Annabella arose gracefully, slipping her arms about his neck, her lithe body pressing against him. “Dinna play the lover, my lord. I need ye inside of me. Deep inside! Afterward we will sport ourselves with kisses and caresses, but now I very much need to be fucked, Angus, my lord and husband.”
He pressed her back against the edge of the bed, pushing her down, drawing her legs up and over his shoulders. “I am happy to oblige ye, madam,” he said thickly, guiding his engorged cock into her with an audible sigh of pleasure.
Wet and hot, her sheath enclosed him eagerly, squeezing the long, thick peg that plunged itself into her right to the very hilt.
“Is that what ye desire, madam?” he demanded of her. He stood very still now.
“Aye!”
Holy Mother!
His cock throbbed with life as he stood over her. Her eyes were shut to better experience the sensations, and she repeated, “Oh, aye, Angus! But ’twill be even more perfect, my darling, if ye will . . . Ahhh! Oh! Aye! Just like that! Dinna stop! Dinna ye dare stop!” Her hands fisted themselves into the coverlet beneath.
At first he moved with slow and majestic strokes, pushing as deep as he could, slowly withdrawing almost all the way until he could see his tormenting was beginning to drive her wild with passion. After a time he increased his tempo, his cock flashing furiously back and forth with great rapidity. Her pleasurable moans of delight increased his own desire. He felt invincible. As if he could go on like this forever and ever.

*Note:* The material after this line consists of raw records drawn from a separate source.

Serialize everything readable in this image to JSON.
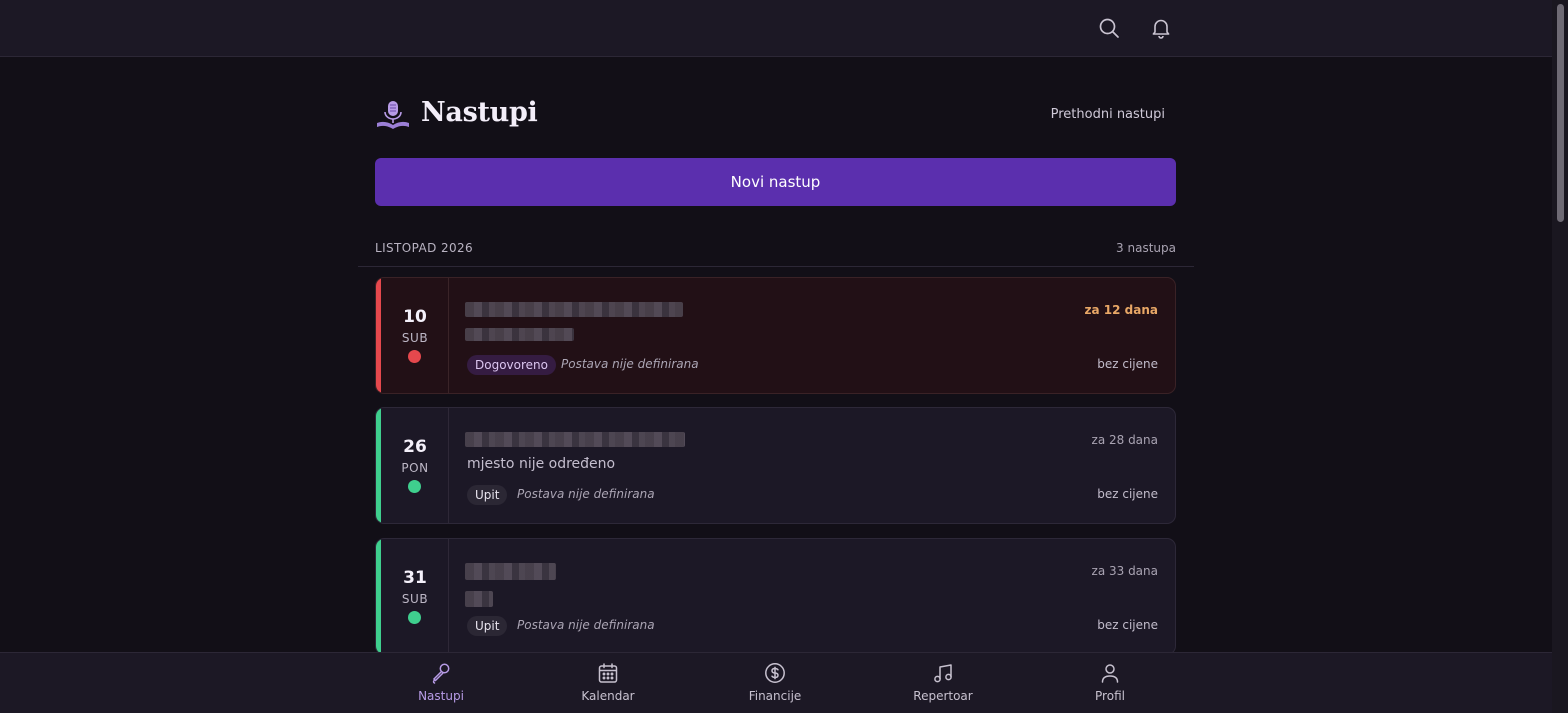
{
  "header": {
    "title": "Nastupi",
    "prev_link": "Prethodni nastupi",
    "new_button": "Novi nastup"
  },
  "month": {
    "label": "LISTOPAD 2026",
    "count": "3 nastupa"
  },
  "gigs": [
    {
      "day": "10",
      "dow": "SUB",
      "status_color": "#e5484d",
      "accent": "#e5484d",
      "when": "za 12 dana",
      "badge": "Dogovoreno",
      "setlist": "Postava nije definirana",
      "price": "bez cijene",
      "place": ""
    },
    {
      "day": "26",
      "dow": "PON",
      "status_color": "#3fcf8e",
      "accent": "#3fcf8e",
      "when": "za 28 dana",
      "badge": "Upit",
      "setlist": "Postava nije definirana",
      "price": "bez cijene",
      "place": "mjesto nije određeno"
    },
    {
      "day": "31",
      "dow": "SUB",
      "status_color": "#3fcf8e",
      "accent": "#3fcf8e",
      "when": "za 33 dana",
      "badge": "Upit",
      "setlist": "Postava nije definirana",
      "price": "bez cijene",
      "place": ""
    }
  ],
  "nav": [
    {
      "label": "Nastupi",
      "icon": "microphone-icon",
      "active": true
    },
    {
      "label": "Kalendar",
      "icon": "calendar-icon",
      "active": false
    },
    {
      "label": "Financije",
      "icon": "dollar-circle-icon",
      "active": false
    },
    {
      "label": "Repertoar",
      "icon": "music-note-icon",
      "active": false
    },
    {
      "label": "Profil",
      "icon": "user-icon",
      "active": false
    }
  ],
  "colors": {
    "accent": "#5b2fae",
    "active_nav": "#b79be6"
  }
}
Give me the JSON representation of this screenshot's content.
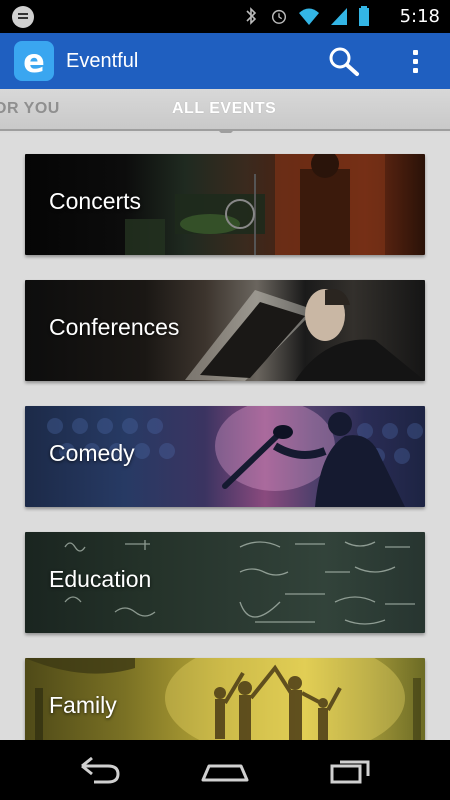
{
  "status_bar": {
    "time": "5:18"
  },
  "app_bar": {
    "logo_letter": "e",
    "title": "Eventful",
    "search_icon": "search-icon",
    "overflow_icon": "overflow-menu-icon"
  },
  "tabs": [
    {
      "label": "OR YOU",
      "selected": false
    },
    {
      "label": "ALL EVENTS",
      "selected": true
    }
  ],
  "categories": [
    {
      "label": "Concerts"
    },
    {
      "label": "Conferences"
    },
    {
      "label": "Comedy"
    },
    {
      "label": "Education"
    },
    {
      "label": "Family"
    }
  ],
  "colors": {
    "app_bar": "#1f5fc0",
    "logo_bg": "#3aa6f0",
    "background": "#dcdcdc"
  }
}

They were both panting as each stroke of his cock brought them closer and closer to pure perfection. Annabella burned and froze with her need for him. She tightened herself about him again, wresting a cry of delight from him. Knowing that he wanted her, needed her, every bit as much as she did him excited Annabella. The rapture began to build, swiftly rising up to overwhelm her. She opened her mouth to scream her satisfaction as she was rocked by spasm after spasm after spasm.

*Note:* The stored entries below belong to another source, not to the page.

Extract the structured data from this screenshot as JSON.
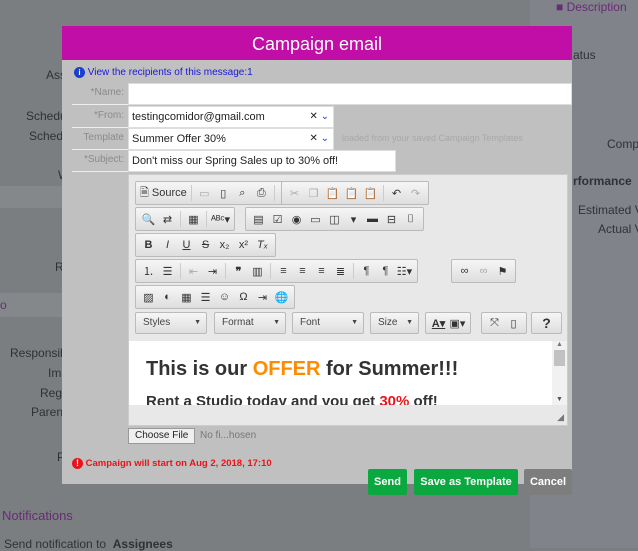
{
  "background": {
    "right_panel": [
      "Description",
      "atus",
      "Comp",
      "rformance",
      "Estimated V",
      "Actual V"
    ],
    "left_labels": [
      "Ass",
      "Schedu",
      "Sched",
      "W",
      "R",
      "o",
      "Responsib",
      "Im",
      "Reg",
      "Paren",
      "P"
    ],
    "notifications_heading": "Notifications",
    "send_notification_label": "Send notification to",
    "send_notification_value": "Assignees"
  },
  "modal": {
    "title": "Campaign email",
    "recipients_link": "View the recipients of this message:1",
    "name_label": "*Name:",
    "name_value": "",
    "from_label": "*From:",
    "from_value": "testingcomidor@gmail.com",
    "template_label": "Template",
    "template_value": "Summer Offer 30%",
    "template_hint": "loaded from your saved Campaign Templates",
    "subject_label": "*Subject:",
    "subject_value": "Don't miss our Spring Sales up to 30% off!",
    "toolbar": {
      "source": "Source",
      "styles": "Styles",
      "format": "Format",
      "font": "Font",
      "size": "Size",
      "help": "?"
    },
    "content": {
      "h_pre": "This is our ",
      "h_offer": "OFFER",
      "h_post": " for Summer!!!",
      "p_pre": "Rent a Studio today and you get ",
      "p_pct": "30%",
      "p_post": " off!"
    },
    "choose_file": "Choose File",
    "no_file": "No fi...hosen",
    "warning": "Campaign will start on Aug 2, 2018, 17:10",
    "send": "Send",
    "save_template": "Save as Template",
    "cancel": "Cancel"
  },
  "colors": {
    "header": "#c00ea6",
    "send": "#0aa83f",
    "cancel": "#7d7d7d",
    "warning": "#e8141a",
    "offer": "#ff8c00",
    "pct": "#e8141a"
  }
}
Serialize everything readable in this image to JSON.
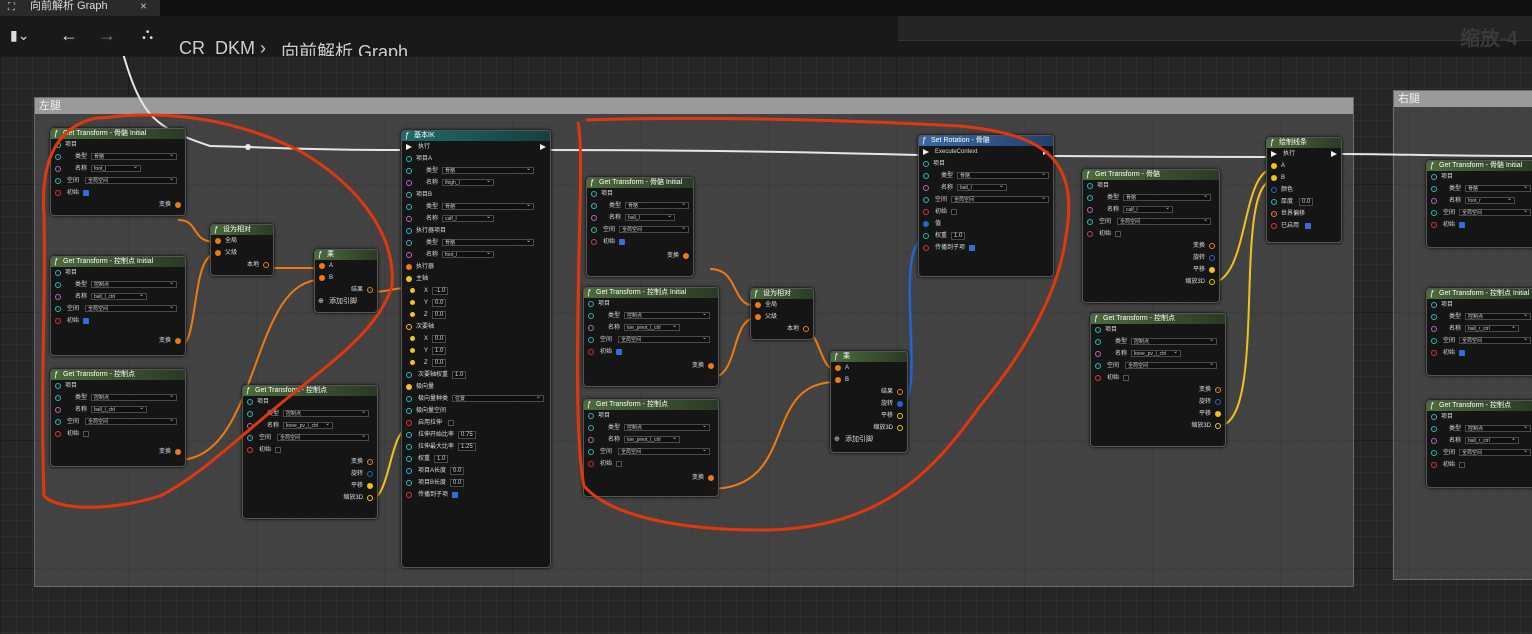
{
  "tab": {
    "title": "向前解析 Graph",
    "close": "×"
  },
  "toolbar": {
    "breadcrumb_root": "CR_DKM",
    "breadcrumb_sep": "›",
    "breadcrumb_graph": "向前解析 Graph",
    "zoom": "缩放-4"
  },
  "comments": {
    "left": "左腿",
    "right": "右腿"
  },
  "common": {
    "item": "项目",
    "type": "类型",
    "name": "名称",
    "space": "空间",
    "initial": "初始",
    "transform": "变换",
    "rotation": "旋转",
    "translation": "平移",
    "scale": "缩放3D",
    "bone": "骨骼",
    "control": "控制点",
    "global_space": "全局空间",
    "global": "全局",
    "parent": "父级",
    "local": "本地",
    "result": "结果",
    "add_pin": "添加引脚",
    "a": "A",
    "b": "B"
  },
  "nodes": {
    "gt_foot_l": {
      "title": "Get Transform - 骨骼 Initial",
      "name": "foot_l"
    },
    "gt_ballctrl_init": {
      "title": "Get Transform - 控制点 Initial",
      "name": "ball_l_ctrl"
    },
    "gt_ballctrl": {
      "title": "Get Transform - 控制点",
      "name": "ball_l_ctrl"
    },
    "make_rel_1": {
      "title": "设为相对"
    },
    "mul_1": {
      "title": "乘"
    },
    "gt_knee": {
      "title": "Get Transform - 控制点",
      "name": "knee_pv_l_ctrl"
    },
    "basic_ik": {
      "title": "基本IK",
      "exec": "执行",
      "item_a": "项目A",
      "type_val": "骨骼",
      "name_a": "thigh_l",
      "item_b": "项目B",
      "name_b": "calf_l",
      "effector": "执行器项目",
      "name_eff": "foot_l",
      "effector_pin": "执行器",
      "primary": "主轴",
      "x1": "-1.0",
      "y1": "0.0",
      "z1": "0.0",
      "secondary": "次要轴",
      "x2": "0.0",
      "y2": "1.0",
      "z2": "0.0",
      "sec_weight": "次要轴权重",
      "sec_weight_val": "1.0",
      "pole": "极向量",
      "pole_kind": "极向量种类",
      "pole_kind_val": "位置",
      "pole_space": "极向量空间",
      "stretch": "启用拉伸",
      "stretch_start": "拉伸开始比率",
      "stretch_start_val": "0.75",
      "stretch_max": "拉伸最大比率",
      "stretch_max_val": "1.25",
      "weight": "权重",
      "weight_val": "1.0",
      "len_a": "项目A长度",
      "len_a_val": "0.0",
      "len_b": "项目B长度",
      "len_b_val": "0.0",
      "propagate": "传播到子项"
    },
    "gt_ball_l": {
      "title": "Get Transform - 骨骼 Initial",
      "name": "ball_l"
    },
    "gt_toe_init": {
      "title": "Get Transform - 控制点 Initial",
      "name": "toe_pivot_l_ctrl"
    },
    "gt_toe": {
      "title": "Get Transform - 控制点",
      "name": "toe_pivot_l_ctrl"
    },
    "make_rel_2": {
      "title": "设为相对"
    },
    "mul_2": {
      "title": "乘"
    },
    "set_rot": {
      "title": "Set Rotation - 骨骼",
      "ctx": "ExecuteContext",
      "name": "ball_l",
      "value": "值",
      "weight": "权重",
      "weight_val": "1.0",
      "propagate": "传播到子项"
    },
    "gt_calf": {
      "title": "Get Transform - 骨骼",
      "name": "calf_l"
    },
    "gt_knee2": {
      "title": "Get Transform - 控制点",
      "name": "knee_pv_l_ctrl"
    },
    "draw_line": {
      "title": "绘制线条",
      "exec": "执行",
      "color": "颜色",
      "thickness": "厚度",
      "thickness_val": "0.0",
      "offset": "世界偏移",
      "enabled": "已启用"
    },
    "r_gt1": {
      "title": "Get Transform - 骨骼 Initial",
      "name": "foot_r"
    },
    "r_gt2": {
      "title": "Get Transform - 控制点 Initial",
      "name": "ball_r_ctrl"
    },
    "r_gt3": {
      "title": "Get Transform - 控制点",
      "name": "ball_r_ctrl"
    }
  },
  "colors": {
    "exec_wire": "#e6e6e6",
    "transform_wire": "#f07a12",
    "vector_wire": "#f2c21b",
    "quat_wire": "#2563d8",
    "annotation": "#e0380c"
  }
}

Angus roared in reply as his love juices burst forth in a torrent of excess. For a few moments he remained buried within her, unable to withdraw, for she was so delicious. Finally he withdrew his temporarily appeased manhood from her momentarily gratified body. “Are ye content for the moment, ye lustful vixen?” he asked, smiling down at her.
“Aye, for the moment,” she teased back. Then she said, “Do ye think we’ve made another bairn, Angus?”
“There is time for us,” he answered.
“Nay, I have nae done my duty by ye or by Duin until I have given ye an heir. I wonder if the child I lost was a lad or a lass,” Annabella said. “I have often wondered.”
“Get under the coverlet,” he said, and he joined her. “Dinna think of it, sweetheart. God will provide us with an heir when the time is right.” His arms went about her, and he stroked her head comfortingly.
Ohh, she loved him! She had never thought it of herself that she could fall in love with a man who didn’t admit to loving her. But why on earth was she complaining? Annabella considered, as she drifted into sleep. Angus Ferguson was a good husband.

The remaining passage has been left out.